Yosemite Climbers Make History With Free Climb Summit of El Capitan

1-15-15 Yosemite
Tommy Caldwell and Kevin Jorgeson became the first to ever complete a free climb of Yosemite's Dawn Wall. Chris Burkard/Patagonia

Updated | Tommy Caldwell and Kevin Jorgeson have been on a daunting mission that began at the tail end of 2014. On December 27, after years of preparation, they set out to free climb the Dawn Wall route on El Capitan, a steep slab of exposed granite at Yosemite National Park in California.

On Wednesday afternoon at 3:30 p.m. local time, the pair made history when they became the first to complete a free climb—i.e. a climb without any assistance using only the hands and feet to move up, attached to a rope only in case of a fall—of what is considered one of the most difficult routes in the world.

“It’s an amazing feeling to accomplish something you have devoted your life to for years,” Jorgeson is quoted as saying in a press release from sponsor Adidas Outdoor. “Free climbing the Dawn Wall had been considered impossible. Tommy dreamed it could be done, and I could not be more honored to have been his partner on this journey.  I hope it might inspire others who may not have been familiar with rock climbing to experience it for themselves, and I’m looking forward to mapping out my next objective.”

1-15-15 Yosemite 3 Tommy Caldwell and Kevin Jorgeson celebrating their ascent of the Dawn Wall, January 14, 2015. Ted Distel/Adidas Outdoor

1-15-15 Yosemite 2 Tommy Caldwell celebrating the first free ascent of the Dawn Wall. Chris Burkard/Patagonia

Throughout the 19-day expedition, Caldwell—a Patagonia climbing ambassador—and Jorgeson have been documenting their progress on social media, posting on Twitter, Facebook and Instagram and garnering a following of vicarious adventurers around the world. Caldwell’s wife has also been blogging from the ground, while other crews have been taking photos and videos, like a series made by Adidas Outdoor.

The 3,000-foot climb up the wall was broken into 31 segments or pitches, each one roughly equivalent to a rope-length of climbing and some more technically challenging than others. 

On Monday evening, Jorgeson successfully climbed pitch 20 on his third attempt and caught up with Caldwell.

“In another inspiring battle late into the night Kevin managed to send pitches 18, 19, and 20. Clouds swirled all around It was truly a surreal scene,” Caldwell wrote in an Instagram post Tuesday.

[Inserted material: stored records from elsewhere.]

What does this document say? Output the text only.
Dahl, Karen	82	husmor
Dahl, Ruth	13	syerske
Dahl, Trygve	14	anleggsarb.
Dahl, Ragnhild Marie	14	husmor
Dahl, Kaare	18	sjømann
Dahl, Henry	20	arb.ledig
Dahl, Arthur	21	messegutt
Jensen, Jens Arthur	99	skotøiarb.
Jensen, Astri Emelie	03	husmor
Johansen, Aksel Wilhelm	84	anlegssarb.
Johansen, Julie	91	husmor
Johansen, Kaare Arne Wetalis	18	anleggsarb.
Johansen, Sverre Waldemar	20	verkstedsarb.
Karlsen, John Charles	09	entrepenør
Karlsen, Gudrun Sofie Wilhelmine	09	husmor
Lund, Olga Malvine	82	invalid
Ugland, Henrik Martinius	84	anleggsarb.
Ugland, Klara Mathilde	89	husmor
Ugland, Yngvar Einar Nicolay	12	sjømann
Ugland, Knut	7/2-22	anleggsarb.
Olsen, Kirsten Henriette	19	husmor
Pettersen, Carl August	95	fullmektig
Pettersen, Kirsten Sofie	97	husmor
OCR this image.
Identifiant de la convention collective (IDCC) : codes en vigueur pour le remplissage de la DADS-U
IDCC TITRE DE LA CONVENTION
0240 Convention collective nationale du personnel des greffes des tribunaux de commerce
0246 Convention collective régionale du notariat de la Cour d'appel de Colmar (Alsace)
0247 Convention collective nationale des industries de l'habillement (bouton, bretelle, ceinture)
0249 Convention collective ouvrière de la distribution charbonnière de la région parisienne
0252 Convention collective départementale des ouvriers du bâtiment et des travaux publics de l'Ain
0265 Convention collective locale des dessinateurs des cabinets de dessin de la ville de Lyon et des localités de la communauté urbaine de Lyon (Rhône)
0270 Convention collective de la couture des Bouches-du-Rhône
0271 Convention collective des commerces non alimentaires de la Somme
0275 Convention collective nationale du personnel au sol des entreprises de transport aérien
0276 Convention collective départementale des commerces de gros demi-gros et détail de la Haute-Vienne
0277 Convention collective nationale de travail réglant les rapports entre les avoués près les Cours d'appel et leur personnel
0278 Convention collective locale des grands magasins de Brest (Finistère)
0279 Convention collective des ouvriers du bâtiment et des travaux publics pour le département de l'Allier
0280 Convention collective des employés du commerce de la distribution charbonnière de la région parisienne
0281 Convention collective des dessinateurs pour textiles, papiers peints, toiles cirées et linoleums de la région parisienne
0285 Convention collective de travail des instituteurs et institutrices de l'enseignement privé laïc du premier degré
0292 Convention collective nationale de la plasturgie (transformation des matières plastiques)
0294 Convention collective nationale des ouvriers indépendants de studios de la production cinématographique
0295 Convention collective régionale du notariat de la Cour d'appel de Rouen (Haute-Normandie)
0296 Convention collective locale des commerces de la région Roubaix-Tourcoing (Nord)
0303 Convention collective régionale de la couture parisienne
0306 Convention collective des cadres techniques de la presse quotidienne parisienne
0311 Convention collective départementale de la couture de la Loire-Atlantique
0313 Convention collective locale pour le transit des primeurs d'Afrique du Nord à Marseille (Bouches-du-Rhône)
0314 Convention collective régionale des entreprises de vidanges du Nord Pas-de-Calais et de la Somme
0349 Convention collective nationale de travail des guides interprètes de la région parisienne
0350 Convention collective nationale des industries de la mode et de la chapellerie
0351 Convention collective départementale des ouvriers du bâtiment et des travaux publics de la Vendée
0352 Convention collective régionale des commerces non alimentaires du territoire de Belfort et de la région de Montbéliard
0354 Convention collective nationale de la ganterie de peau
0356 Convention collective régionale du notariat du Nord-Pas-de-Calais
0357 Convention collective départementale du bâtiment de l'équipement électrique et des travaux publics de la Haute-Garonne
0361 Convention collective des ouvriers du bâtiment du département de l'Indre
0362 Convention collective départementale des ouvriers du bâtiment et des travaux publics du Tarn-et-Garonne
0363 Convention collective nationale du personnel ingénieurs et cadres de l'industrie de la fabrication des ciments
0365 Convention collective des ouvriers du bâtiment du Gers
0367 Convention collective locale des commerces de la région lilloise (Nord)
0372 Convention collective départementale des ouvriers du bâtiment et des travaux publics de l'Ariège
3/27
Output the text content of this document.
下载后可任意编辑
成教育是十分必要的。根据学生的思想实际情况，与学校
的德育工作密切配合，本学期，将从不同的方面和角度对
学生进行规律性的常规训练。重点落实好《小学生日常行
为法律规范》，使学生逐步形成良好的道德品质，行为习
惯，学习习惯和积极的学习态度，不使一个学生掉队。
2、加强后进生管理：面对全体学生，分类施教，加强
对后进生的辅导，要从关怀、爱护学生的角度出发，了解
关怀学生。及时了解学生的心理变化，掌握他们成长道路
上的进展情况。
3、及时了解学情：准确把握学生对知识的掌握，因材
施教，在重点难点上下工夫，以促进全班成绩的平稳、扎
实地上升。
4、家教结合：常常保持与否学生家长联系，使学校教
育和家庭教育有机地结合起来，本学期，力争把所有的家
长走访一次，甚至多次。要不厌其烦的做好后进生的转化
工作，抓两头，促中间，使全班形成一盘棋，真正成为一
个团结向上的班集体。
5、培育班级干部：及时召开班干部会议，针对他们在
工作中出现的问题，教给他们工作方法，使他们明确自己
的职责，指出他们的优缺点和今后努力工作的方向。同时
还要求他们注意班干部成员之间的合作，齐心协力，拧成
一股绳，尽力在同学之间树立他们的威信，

“Tomorrow we leave our bacecamp [sic] and blast towards the top. With some luck we will be standing on top in a couple days. I an [sic] excited to walk on flat ground again although I am sure I will truly miss this experience.”

In a Tuesday evening email update, a spokesman for the climbers said they were progressing steadily toward the top, and were expected to arrive sometime Wednesday afternoon.

John Branch, a sports reporter for The New York Times who has covered their journey, tweeted a striking photo from the top of El Capitan Wednesday morning local time as he waited for Caldwell and Jorgeson to arrive, and continued sharing updates throughout the day.